Preoccupied with self, Death ignored the two approaching starships.
Overwhelmed with biological imperatives, Death missed the powering of weapons, the unfolding of delicate petals almost close enough to touch, the glow of deadly energies building to release.
Obsessed with its own life, Death failed to notice the moment it ended.
59:
Colony Afternoon
I’D KNOW those sleek globes and immaculate hull anywhere.
The
Rigus
touched the surface of Inhaven Ag-colony 413 like a feather, her engines shutting down immediately, the dust she’d kicked into the air washed away by an errant gust of rain-filled wind.

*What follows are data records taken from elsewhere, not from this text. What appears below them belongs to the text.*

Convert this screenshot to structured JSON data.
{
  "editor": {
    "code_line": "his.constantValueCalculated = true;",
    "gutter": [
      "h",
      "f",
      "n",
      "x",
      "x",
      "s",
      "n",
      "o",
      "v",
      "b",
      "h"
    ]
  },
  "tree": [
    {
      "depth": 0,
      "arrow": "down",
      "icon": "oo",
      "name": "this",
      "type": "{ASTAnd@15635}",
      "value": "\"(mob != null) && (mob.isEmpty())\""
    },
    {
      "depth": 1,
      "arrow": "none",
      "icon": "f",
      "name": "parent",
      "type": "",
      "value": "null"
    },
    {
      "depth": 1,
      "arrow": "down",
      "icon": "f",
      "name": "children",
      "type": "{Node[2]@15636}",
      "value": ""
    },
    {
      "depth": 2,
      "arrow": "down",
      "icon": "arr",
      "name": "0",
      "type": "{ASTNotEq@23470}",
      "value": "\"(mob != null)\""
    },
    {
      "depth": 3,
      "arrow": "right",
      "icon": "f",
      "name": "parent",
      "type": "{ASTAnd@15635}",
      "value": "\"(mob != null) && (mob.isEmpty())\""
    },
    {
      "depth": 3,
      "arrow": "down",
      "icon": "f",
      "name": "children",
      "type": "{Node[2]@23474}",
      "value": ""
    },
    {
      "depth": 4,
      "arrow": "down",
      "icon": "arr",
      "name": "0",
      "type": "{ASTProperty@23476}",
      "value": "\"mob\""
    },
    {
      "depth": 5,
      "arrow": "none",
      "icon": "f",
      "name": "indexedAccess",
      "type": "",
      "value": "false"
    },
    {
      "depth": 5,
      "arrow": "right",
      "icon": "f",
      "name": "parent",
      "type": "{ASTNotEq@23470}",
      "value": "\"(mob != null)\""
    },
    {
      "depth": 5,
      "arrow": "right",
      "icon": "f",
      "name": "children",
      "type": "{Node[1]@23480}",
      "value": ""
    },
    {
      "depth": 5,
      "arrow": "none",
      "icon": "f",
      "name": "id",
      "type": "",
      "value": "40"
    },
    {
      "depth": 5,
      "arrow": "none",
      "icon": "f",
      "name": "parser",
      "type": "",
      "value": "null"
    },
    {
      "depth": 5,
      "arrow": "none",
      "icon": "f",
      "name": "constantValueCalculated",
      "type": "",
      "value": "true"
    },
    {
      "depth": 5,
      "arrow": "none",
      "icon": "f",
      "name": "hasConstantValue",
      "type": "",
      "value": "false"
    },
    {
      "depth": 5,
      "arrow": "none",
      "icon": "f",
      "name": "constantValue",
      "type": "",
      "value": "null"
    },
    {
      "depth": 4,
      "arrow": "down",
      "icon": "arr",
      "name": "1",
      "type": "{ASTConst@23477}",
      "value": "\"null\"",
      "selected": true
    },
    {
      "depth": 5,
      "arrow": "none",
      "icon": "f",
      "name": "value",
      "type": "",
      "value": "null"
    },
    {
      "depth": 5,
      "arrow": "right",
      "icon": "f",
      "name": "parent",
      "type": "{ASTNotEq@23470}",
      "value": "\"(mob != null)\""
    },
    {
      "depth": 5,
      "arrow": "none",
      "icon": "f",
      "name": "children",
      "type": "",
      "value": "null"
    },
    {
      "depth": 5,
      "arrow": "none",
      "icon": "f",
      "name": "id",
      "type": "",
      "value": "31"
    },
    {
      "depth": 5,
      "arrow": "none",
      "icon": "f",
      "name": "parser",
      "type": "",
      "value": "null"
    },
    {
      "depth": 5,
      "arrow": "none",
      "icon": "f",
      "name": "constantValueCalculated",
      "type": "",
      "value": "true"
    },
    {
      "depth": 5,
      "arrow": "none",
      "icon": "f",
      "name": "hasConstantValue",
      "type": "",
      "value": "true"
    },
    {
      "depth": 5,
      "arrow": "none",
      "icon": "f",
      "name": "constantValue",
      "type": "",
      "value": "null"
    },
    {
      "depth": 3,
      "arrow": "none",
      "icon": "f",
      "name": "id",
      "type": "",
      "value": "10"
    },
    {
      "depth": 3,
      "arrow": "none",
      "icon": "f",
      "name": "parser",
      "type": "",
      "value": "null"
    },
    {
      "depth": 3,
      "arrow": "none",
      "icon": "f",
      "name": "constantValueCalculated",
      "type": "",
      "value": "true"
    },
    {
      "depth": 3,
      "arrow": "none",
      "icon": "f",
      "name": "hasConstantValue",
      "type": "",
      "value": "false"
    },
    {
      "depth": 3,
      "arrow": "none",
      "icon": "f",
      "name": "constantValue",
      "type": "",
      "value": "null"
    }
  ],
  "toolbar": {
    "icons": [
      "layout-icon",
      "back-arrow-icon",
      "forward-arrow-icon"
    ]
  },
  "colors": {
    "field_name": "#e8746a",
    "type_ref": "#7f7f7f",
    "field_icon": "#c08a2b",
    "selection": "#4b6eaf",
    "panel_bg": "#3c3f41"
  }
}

The makeshift spaceport here was getting a fair amount of traffic these days.
I shook myself, adding my own little rainshower to the drops rolling off the ferns above me. It was almost over. The clouds were scarred with brilliant blue pockets of clear sky, the color one of so many regrets. One of those clearings had glowed hot white not so long ago. I didn’t need to cycle to confirm my Enemy was gone.
Almost over,
I repeated to myself, staring at the
Rigus.
No one had come out yet; her port remained sealed. I imagined Sas and his scan-techs were busy, remotes scouring the countryside.
For what?
I’d hoped Kearn would have been too intent on the web-being he could see above the planet to notice a small bit of one flying away.